2015年はメジャーなVR機器がそろった2016年、いわゆるVR元年の一年前であり、レポートも自身の具体的な体験よりも予測が中心だ。とはいえ当時から毎日4GamerとINSIDEを巡回するようなゲーム業界オタクだったので、勘所は抑えている(と我ながらにして思う)。レポート内容のうち予想通りだった点で目立つものは、VR/ARは大手企業のキラーコンテンツよりも個人やベンチャーの番狂わせが当たりやすい点である。VRゲームのセールスランキングなどに大手企業のコンテンツが入っている事例は少なく、VRに特化した小規模スタジオのゲームやサービスが当たりやすい(Beat SaberとかVRChatとかGorilla Tagとか)。一方、ARデバイスは2015年から2023年に至るまで一度も市場形成に至っていないため、市場やコンテンツの推測が外れている。
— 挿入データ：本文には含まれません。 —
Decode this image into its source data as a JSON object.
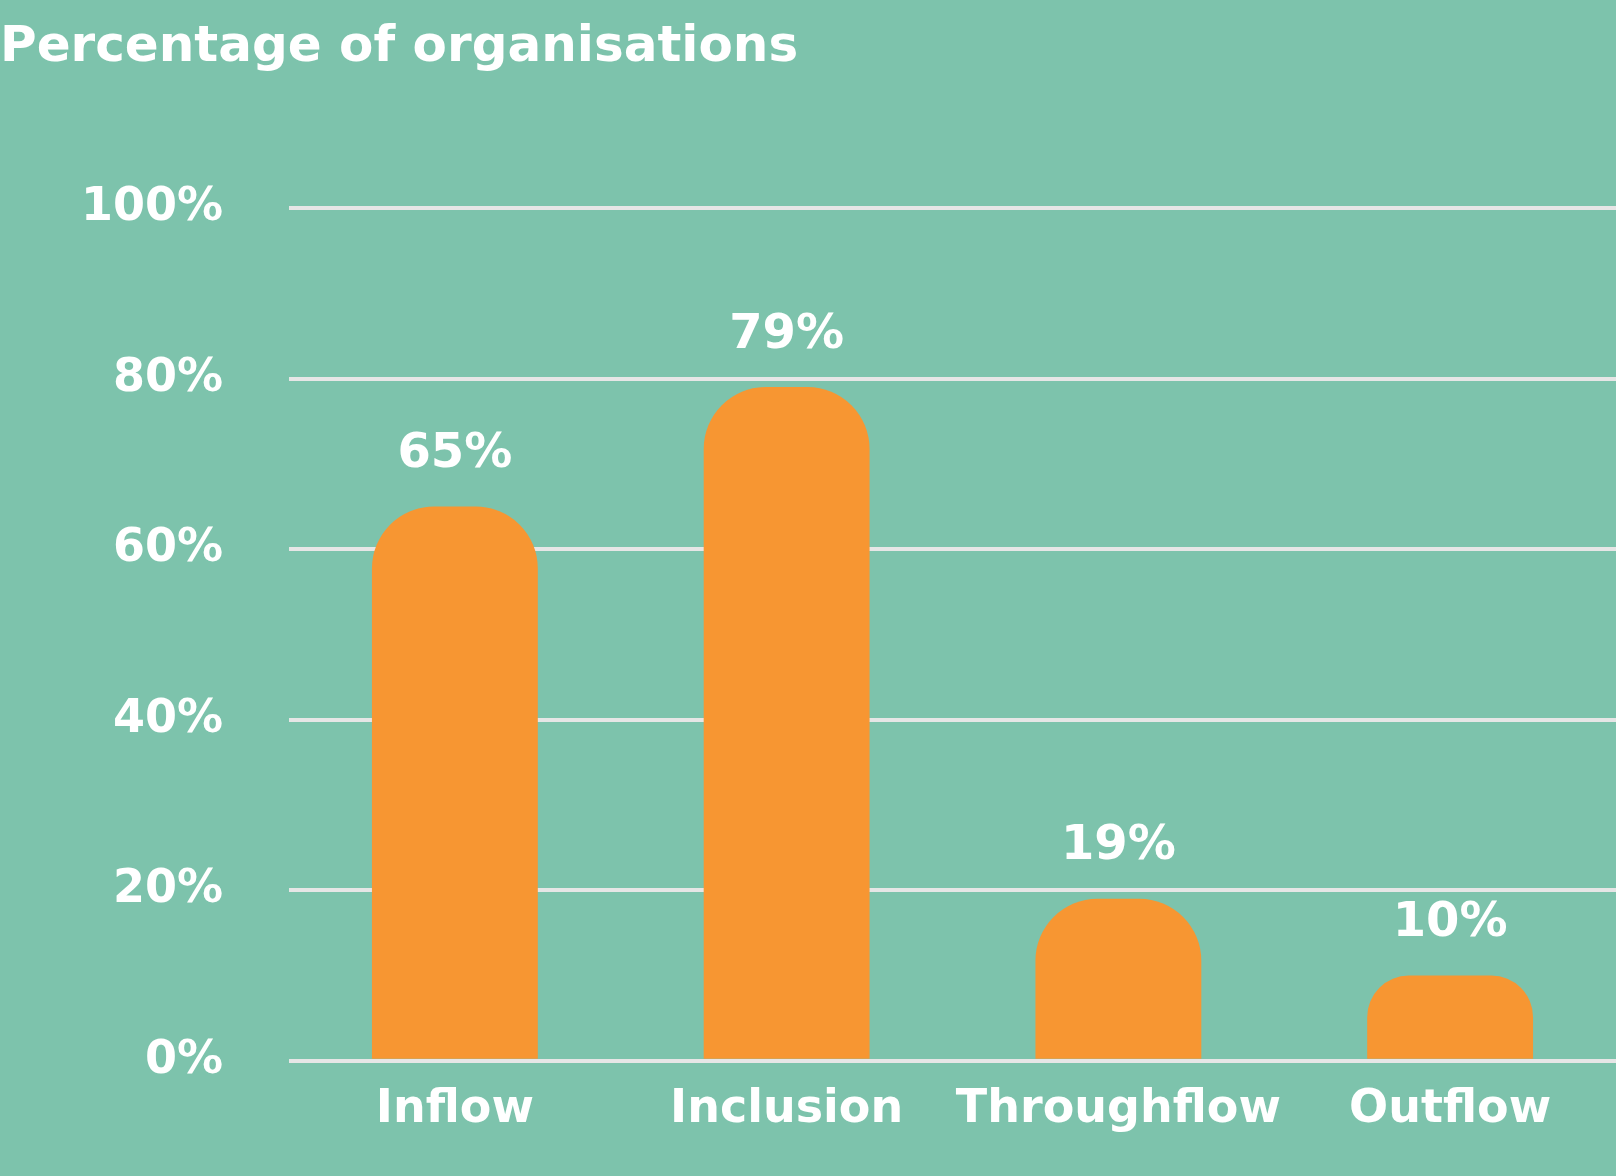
{
  "chart_data": {
    "type": "bar",
    "title": "Percentage of organisations",
    "categories": [
      "Inflow",
      "Inclusion",
      "Throughflow",
      "Outflow"
    ],
    "values": [
      65,
      79,
      19,
      10
    ],
    "color": "#f79632",
    "value_labels": [
      "65%",
      "79%",
      "19%",
      "10%"
    ],
    "ylim": [
      0,
      100
    ],
    "yticks": [
      {
        "value": 0,
        "label": "0%"
      },
      {
        "value": 20,
        "label": "20%"
      },
      {
        "value": 40,
        "label": "40%"
      },
      {
        "value": 60,
        "label": "60%"
      },
      {
        "value": 80,
        "label": "80%"
      },
      {
        "value": 100,
        "label": "100%"
      }
    ],
    "grid": "y"
  }
}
特にプライバシーの問題は”ARデバイス”の個所を”スマートフォン”に置き換えてもほぼ同じことが言えてしまうので、これはナンセンスな指摘だった。

VRデバイスに関しては思っていたよりは遅いがまったく普及していないということはない。とはいえMetaのメタバースの展望の実現はなかなか厳しく、Metaがどれだけエンターテインメントに振り切れるかが勝負の分かれ目となるだろう。